Using a Path as a "skeleton" to another path (Bend path)

[jaronwanderley]

I'm trying to achieve this bend effect on a path, This effect takes an existing path (skeleton) and allows one to “bend” it in a shape path. The style of the bent path is taken from the style of the original shape path.
like the image below:

can someone tell me a way to achieve this effect with warp.js?
this deformation is used in the vector drawing tool Inkscape, which uses svg as a standard, and I would like to use animating with javascript and found warp.js, I am not sure how to try to implement this effect, any direction would be of great help.

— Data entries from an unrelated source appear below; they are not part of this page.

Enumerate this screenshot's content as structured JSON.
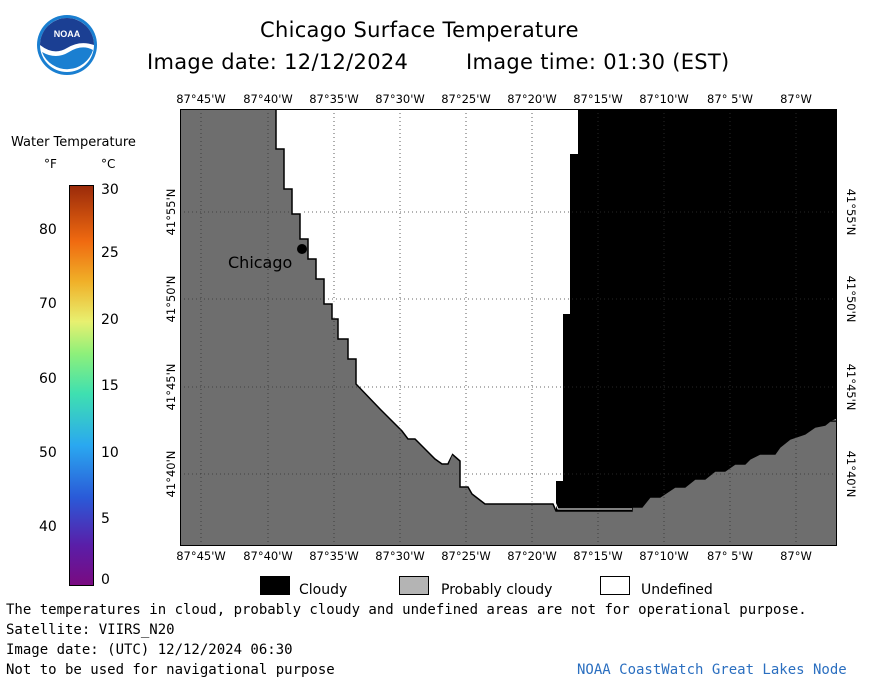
{
  "header": {
    "logo": "NOAA",
    "title": "Chicago Surface Temperature",
    "date_label": "Image date: 12/12/2024",
    "time_label": "Image time: 01:30 (EST)"
  },
  "colorbar": {
    "title": "Water Temperature",
    "unit_f": "°F",
    "unit_c": "°C",
    "fahrenheit_ticks": [
      "80",
      "70",
      "60",
      "50",
      "40"
    ],
    "celsius_ticks": [
      "30",
      "25",
      "20",
      "15",
      "10",
      "5",
      "0"
    ]
  },
  "map": {
    "lon_labels_top": [
      "87°45'W",
      "87°40'W",
      "87°35'W",
      "87°30'W",
      "87°25'W",
      "87°20'W",
      "87°15'W",
      "87°10'W",
      "87° 5'W",
      "87°W"
    ],
    "lon_labels_bottom": [
      "87°45'W",
      "87°40'W",
      "87°35'W",
      "87°30'W",
      "87°25'W",
      "87°20'W",
      "87°15'W",
      "87°10'W",
      "87° 5'W",
      "87°W"
    ],
    "lat_labels": [
      "41°55'N",
      "41°50'N",
      "41°45'N",
      "41°40'N"
    ],
    "city_label": "Chicago",
    "colors": {
      "land": "#6e6e6e",
      "cloudy": "#000000",
      "undefined": "#ffffff",
      "probably_cloudy": "#b4b4b4"
    }
  },
  "legend": {
    "cloudy": "Cloudy",
    "probably_cloudy": "Probably cloudy",
    "undefined": "Undefined"
  },
  "footer": {
    "disclaimer": "The temperatures in cloud, probably cloudy and undefined areas are not for operational purpose.",
    "satellite": "Satellite: VIIRS_N20",
    "utc_date": "Image date: (UTC) 12/12/2024  06:30",
    "nav_warning": "Not to be used for navigational purpose",
    "credit": "NOAA CoastWatch Great Lakes Node"
  }
}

The description of how the effect works is on this link
http://tavmjong.free.fr/INKSCAPE/MANUAL/html/Paths-LivePathEffects-BendTool.html
and here is the c ++ implementation of the bend tool, has a brief description of the theory from J.F. Barraud,
https://gitlab.com/inkscape/inkscape/-/blob/master/src/live_effects/lpe-bendpath.cpp

even with the description I couldn’t understand what to do as a starting point, any help is welcome

[benjamminf]

We had some success using barycentric coordinates in #11 but it won't work with bezier curves like you need here.

This is certainly possible though with warp.js because as long as you have a transformer (x,y)->(x',y') then you can do almost anything. The problem is what you have requires significant math, as you'll notice with the aforementioned issue.

The links you've provided are really valuable. The Inkscape developer was kind enough to share the theoretical approach in a comment:

Let B be the skeleton path, and P the pattern (the path to be deformed).

P is a map t --> P(t) = ( x(t), y(t) ).
B is a map t --> B(t) = ( a(t), b(t) ).

The first step is to re-parametrize B by its arc length: this is the parametrization in which a point p on B is located by its distance s from start. One obtains a new map s --> U(s) = (a'(s),b'(s)), that still describes the same path B, but where the distance along B from start to U(s) is s itself.

We also need a unit normal to the path. This can be obtained by computing a unit tangent vector, and rotate it by 90. Call this normal vector N(s).

The basic deformation associated to B is then given by:

(x,y) --> U(x)+y*N(x)

(i.e. we go for distance x along the path, and then for distance y along the normal)

Of course this formula needs some minor adaptations (as is it depends on the absolute position of P for instance, so a little translation is needed first) but I think we can first forget about them.

We do some similar pre-processing in #11, but it'll still require a fair but of math knowledge to get this going. The code doesn't seem especially readable unfortunately.

Ultimately, I'd like to bake all of these things into the framework and more, but for right now I don't have the time for open source development outside of my main job (maybe in the near future, but we'll see).